Death is not only seen as the course that his story must take, but it provides Jack with a source of power and sense of importance. This is affirmed by his conversation with Murray where Murray tells him that during a violent crime “the killer lives on. What a marvelous equation. As a marauding band amasses dead bodies, it gathers strength. Strength accumulates like a favor from the gods”(DeLillo 290). This causes Jack to believe that the act of killing will alleviate his own fear of death while make him stronger. DeLillo wants the reader to believe that Jack will kill Mr. Gray. He has the weapon he needs, a motive, desire, and knows where to find his target. Just like the example with Orest and the snakes an escape route is found at the most dangerous moment and death is overpowered by the forces of survival and need for life.
Jack goes to the Roadway Motel, where Mr.
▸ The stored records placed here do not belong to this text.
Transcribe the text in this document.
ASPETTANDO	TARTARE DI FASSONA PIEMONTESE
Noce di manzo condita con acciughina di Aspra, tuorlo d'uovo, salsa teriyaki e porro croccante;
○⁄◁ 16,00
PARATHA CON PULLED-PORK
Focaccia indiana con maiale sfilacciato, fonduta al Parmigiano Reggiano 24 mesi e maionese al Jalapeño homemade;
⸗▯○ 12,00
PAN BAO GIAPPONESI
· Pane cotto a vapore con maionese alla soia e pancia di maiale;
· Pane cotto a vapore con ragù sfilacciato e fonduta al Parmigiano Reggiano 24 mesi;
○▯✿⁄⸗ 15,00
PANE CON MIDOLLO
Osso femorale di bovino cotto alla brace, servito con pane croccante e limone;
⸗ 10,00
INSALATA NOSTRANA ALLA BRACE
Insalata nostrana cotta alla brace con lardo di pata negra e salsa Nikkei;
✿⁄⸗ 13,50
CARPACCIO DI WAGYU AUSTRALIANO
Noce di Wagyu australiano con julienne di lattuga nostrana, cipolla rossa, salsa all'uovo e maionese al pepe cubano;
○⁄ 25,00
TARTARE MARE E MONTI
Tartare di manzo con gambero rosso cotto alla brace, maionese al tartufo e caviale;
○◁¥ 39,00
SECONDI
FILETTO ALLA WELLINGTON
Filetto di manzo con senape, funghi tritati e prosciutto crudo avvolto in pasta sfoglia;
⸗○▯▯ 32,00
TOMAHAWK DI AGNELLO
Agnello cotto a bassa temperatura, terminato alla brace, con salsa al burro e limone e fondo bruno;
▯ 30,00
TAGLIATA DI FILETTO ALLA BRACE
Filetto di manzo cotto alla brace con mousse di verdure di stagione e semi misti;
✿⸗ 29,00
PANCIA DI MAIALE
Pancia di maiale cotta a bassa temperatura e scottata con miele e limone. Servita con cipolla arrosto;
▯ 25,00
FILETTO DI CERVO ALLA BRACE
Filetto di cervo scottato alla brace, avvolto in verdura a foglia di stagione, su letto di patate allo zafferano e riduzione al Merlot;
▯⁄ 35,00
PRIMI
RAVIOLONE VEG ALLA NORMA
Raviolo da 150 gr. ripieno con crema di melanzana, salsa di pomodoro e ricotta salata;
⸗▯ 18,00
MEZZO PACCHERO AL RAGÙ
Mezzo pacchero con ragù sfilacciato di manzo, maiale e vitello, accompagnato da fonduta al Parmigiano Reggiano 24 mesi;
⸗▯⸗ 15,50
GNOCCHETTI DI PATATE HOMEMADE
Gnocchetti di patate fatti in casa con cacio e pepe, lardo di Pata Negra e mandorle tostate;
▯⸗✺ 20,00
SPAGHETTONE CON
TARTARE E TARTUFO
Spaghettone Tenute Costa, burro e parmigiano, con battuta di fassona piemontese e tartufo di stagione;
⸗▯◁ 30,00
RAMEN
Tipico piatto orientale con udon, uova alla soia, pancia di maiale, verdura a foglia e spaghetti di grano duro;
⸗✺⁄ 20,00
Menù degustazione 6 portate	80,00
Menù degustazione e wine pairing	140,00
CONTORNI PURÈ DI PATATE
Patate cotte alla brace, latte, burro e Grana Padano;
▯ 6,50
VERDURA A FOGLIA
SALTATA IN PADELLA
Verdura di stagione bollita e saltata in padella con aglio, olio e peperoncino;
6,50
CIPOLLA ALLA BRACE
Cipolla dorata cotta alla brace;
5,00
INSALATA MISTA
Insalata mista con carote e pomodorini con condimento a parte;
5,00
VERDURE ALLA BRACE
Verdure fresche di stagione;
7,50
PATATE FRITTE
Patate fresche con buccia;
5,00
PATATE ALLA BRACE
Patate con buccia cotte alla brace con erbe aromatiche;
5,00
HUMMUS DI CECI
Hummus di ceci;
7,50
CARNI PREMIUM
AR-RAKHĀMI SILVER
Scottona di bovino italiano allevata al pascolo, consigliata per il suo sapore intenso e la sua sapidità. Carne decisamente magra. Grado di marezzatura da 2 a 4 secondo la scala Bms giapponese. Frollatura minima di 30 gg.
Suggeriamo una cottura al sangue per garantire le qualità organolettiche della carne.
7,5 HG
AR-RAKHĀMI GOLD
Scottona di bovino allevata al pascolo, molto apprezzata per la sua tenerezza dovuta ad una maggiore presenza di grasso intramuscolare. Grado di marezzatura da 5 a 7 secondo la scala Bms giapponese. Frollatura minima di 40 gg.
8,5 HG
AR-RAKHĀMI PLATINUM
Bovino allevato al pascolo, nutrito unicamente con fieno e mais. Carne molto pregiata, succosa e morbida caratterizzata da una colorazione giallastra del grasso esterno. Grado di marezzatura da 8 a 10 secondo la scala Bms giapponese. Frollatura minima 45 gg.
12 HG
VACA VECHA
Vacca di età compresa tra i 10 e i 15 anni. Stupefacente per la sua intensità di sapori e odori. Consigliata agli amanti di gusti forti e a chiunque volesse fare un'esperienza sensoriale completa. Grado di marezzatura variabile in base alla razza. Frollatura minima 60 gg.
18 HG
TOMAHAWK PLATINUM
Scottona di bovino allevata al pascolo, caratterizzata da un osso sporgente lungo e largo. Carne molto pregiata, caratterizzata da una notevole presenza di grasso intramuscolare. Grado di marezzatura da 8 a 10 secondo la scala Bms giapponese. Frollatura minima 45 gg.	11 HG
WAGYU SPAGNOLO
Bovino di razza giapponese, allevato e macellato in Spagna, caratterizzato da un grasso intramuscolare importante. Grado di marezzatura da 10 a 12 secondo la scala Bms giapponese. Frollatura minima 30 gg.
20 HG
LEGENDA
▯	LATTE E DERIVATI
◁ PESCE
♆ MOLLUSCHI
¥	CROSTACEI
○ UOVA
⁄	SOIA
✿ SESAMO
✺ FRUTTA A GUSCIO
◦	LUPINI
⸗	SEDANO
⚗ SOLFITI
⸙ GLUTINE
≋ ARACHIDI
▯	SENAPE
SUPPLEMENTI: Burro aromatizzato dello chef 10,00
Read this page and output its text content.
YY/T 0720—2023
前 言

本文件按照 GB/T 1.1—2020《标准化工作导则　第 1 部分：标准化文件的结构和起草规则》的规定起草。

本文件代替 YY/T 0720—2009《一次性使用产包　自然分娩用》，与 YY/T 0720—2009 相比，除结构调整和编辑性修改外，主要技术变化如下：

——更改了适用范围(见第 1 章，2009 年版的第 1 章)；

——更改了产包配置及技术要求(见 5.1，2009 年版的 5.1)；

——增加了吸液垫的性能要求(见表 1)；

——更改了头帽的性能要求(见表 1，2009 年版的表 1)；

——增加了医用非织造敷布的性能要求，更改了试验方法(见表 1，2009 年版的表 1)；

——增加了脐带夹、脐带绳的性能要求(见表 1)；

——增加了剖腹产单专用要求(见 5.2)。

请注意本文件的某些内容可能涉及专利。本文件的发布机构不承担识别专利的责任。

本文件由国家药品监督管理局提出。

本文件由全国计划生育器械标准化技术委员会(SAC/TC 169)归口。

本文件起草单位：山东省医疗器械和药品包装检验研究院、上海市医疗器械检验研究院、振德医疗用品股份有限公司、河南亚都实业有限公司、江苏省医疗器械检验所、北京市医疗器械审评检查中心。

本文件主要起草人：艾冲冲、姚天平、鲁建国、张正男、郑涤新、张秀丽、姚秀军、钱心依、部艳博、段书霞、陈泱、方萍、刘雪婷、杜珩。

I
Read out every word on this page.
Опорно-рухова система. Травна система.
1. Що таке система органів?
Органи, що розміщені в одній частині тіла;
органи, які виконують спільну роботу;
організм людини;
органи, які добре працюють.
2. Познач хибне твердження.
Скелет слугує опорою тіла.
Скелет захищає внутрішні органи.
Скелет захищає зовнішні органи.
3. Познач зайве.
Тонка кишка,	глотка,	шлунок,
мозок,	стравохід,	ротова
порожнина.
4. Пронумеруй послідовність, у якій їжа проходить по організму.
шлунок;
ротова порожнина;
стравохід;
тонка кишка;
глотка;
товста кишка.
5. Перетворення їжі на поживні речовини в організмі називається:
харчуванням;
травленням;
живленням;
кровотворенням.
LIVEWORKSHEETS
Gray is located, but realizes after shooting him that saving the man’s life will make him feel more powerful and important than the act of killing. Jack says that “it is better to commit evil and attempt to balance it with an exalted act than to live a resolutely neutral life?”(DeLillo 314). Jack still views his desire to drive his plot
deathward as essential, but tries to seek redemption by saving the man, which is a sign of promoting life over death.
Throughout the novel this conflict between death and destruction and survival and rebuilding is prevalent. DeLillo depicts how both forces are present in society and one cannot experience survival without enduring the danger of death. In order for Jack to appear to feel important because he saved Mr. Gray’s life, he had to experience the possibility of being responsible for his death. Similarly, Orest did not know that the snakes were not poisonous and despite his denial he was well aware of the possibility of dying while trying to set his record. Life and death are interrelated and act on each other all the time. As events move deathward the forces of life will be there to counterbalance them and forces of life will be acted upon by destructive forces as well.